Reputation: 10843
On Redshift, does a CTE/subquery used in a join incur a performance hit if it is doing a SELECT *
from a source table, vs. code that just references and joins to the source table directly? That is, is there any difference in performance between this code:
WITH cte_source_2 AS (SELECT * FROM source_2)
SELECT
s1.field_1, s2.field_2
FROM
source_1 AS s1
LEFT JOIN
cte_source_2 AS s2
ON
s1.key_field = s2.key_field
And this code:
SELECT
s1.field_1, s2.field_2
FROM
source_1 AS s1
LEFT JOIN
source_2 AS s2
ON
s1.key_field = s2.key_field
I would think not, that the query optimizer would reduce the first version to the second, but am getting conflicting results (mostly I think due to caching).
Another way of phrasing this question is, CTEs aside, and on Redshift specifically, does this:
SELECT
.....
FROM
(SELECT * FROM source_1) AS s1
LEFT JOIN
.......
Perform the same as this:
SELECT
.....
FROM
source_1 AS s1
LEFT JOIN
.......
Unfortunately I do not have the kind of access to get any profiling info.
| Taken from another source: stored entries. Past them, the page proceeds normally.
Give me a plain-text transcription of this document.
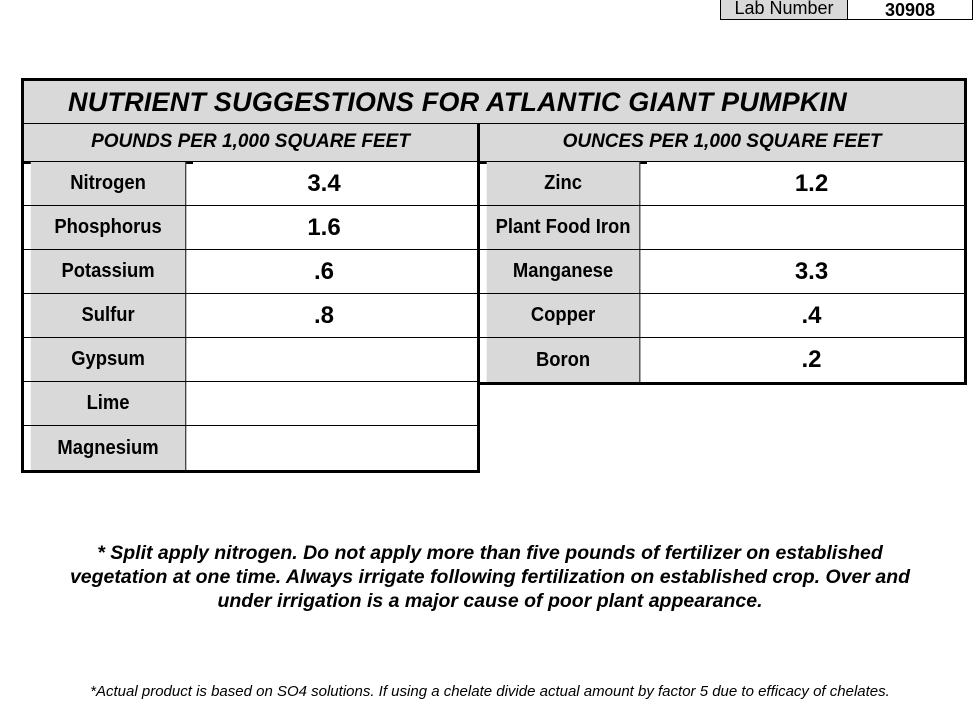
Lab Number	30908
NUTRIENT SUGGESTIONS FOR ATLANTIC GIANT PUMPKIN
POUNDS PER 1,000 SQUARE FEET	OUNCES PER 1,000 SQUARE FEET
Nitrogen	3.4
Phosphorus	1.6
Potassium	.6
Sulfur	.8
Gypsum
Lime
Magnesium
Zinc	1.2
Plant Food Iron
Manganese	3.3
Copper	.4
Boron	.2
* Split apply nitrogen. Do not apply more than five pounds of fertilizer on established vegetation at one time. Always irrigate following fertilization on established crop. Over and under irrigation is a major cause of poor plant appearance.
*Actual product is based on SO4 solutions. If using a chelate divide actual amount by factor 5 due to efficacy of chelates.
Thanks!
Upvotes: 0
Views: 3078
Reputation: 4354
On Redshift, cte's are great for convenience but the query still resolves as a sub-select. See second paragraph of https://docs.aws.amazon.com/redshift/latest/dg/r_WITH_clause.html
Because of that, you are correct. Performance will be the same either way.
This is not the case on postgres where cte's are resolved as temp tables. See first paragraph of https://www.postgresql.org/docs/current/queries-with.html
Upvotes: 1